The long-awaited Regulation on strong customer authentication (SCA) has finally been agreed at Commission level and published (see Commission press release).
The Delegated Regulation (full text) sets rules on how account servicing payment service providers (ASPSPs – who are mainly banks) must ensure the security of customer data which is released to third-party providers (TPPs) under the PSD2. It also aims to improve competition in the market.
The text has adopted a compromise position on the difficult issue of screen-scraping. This will be preserved as a ‘fall-back’ but national authorities will be able to exempt banks from maintaining the fall-back interface as long as performance criteria for a dedicated TPP interface are met.
The European Parliament and Council still have 3 months to examine the text before final approval and publication in the Official Journal.

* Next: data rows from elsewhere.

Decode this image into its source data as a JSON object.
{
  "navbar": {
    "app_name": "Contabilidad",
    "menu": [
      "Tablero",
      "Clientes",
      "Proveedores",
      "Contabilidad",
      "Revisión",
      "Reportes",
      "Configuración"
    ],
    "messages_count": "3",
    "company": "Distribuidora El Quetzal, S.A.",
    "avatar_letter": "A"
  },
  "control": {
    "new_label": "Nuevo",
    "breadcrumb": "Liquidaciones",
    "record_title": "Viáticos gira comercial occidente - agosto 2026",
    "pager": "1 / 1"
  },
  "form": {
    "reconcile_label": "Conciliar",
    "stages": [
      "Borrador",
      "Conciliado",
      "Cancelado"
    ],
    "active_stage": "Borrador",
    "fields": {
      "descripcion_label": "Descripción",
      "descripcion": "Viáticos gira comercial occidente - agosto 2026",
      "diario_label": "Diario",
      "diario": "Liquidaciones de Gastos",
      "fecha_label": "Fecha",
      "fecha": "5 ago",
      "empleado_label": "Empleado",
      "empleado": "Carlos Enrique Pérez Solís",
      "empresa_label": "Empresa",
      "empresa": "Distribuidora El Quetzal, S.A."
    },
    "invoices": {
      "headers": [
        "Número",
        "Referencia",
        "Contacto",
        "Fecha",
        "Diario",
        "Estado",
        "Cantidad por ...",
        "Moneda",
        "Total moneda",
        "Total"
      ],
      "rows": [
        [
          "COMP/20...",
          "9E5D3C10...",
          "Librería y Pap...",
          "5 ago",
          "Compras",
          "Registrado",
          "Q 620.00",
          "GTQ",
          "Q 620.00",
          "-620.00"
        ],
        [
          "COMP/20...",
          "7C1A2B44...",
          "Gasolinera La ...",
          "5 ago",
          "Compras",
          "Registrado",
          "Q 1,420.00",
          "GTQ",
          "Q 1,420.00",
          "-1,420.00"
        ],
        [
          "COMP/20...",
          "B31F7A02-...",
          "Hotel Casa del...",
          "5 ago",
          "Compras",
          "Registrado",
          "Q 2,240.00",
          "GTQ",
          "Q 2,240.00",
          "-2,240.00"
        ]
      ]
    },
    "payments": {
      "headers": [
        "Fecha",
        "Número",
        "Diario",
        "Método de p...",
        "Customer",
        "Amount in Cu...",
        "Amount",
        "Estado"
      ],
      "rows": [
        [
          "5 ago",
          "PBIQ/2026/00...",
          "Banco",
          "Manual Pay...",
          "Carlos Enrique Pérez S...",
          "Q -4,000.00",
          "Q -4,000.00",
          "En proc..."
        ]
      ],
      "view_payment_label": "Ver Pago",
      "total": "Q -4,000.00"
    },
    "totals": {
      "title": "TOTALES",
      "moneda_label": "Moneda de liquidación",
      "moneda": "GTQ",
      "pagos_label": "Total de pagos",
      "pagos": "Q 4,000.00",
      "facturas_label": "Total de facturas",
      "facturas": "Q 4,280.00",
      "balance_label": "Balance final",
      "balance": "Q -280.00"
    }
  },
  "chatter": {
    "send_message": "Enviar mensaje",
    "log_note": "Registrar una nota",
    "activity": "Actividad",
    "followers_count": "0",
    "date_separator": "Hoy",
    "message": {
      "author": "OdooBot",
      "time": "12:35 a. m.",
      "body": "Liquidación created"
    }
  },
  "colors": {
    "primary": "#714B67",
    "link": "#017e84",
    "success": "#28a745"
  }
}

It will then become final.
- The RTS will apply from Sept 2019.
- Banks will have to either adapt their existing customer interfaces to comply with the RTS rules or build a new interface (in the UK, this will be using APIs through Open Banking).
- All interfaces will be subject to a 3-month 'prototype' test and a 3-month 'live' test in market conditions. The test will allow market players to assess the quality of the interfaces.
- The dedicated interface should offer the same level of availability and performance as the interface used by customers directly.
- The dedicated interface will also have to comply with key performance indicators and service level targets These standards should be at least as stringent as those set for the online platforms used by customers.
- The Commission will set up an expert group to review the quality of dedicated communication interfaces.
- National authorities (FCA in the UK) will be able to exempt individual banks from setting up a fall-back mechanism BUT:
- They must consult with EBA
- If the dedicated interface falls below standard for more than two consecutive weeks, the NCA can revoke the exemption. Then the NCA must require the bank to establishes an automated fall-back mechanism in the shortest time possible, and within 2 months at the latest.
Transition period: The PSD2 comes into effect on 13 Jan 2018 and the RTS in Sept 2019. In this period, banks must adapt their systems. The Commission is clear that TPPs will be able to continue to use screen-scraping during this time.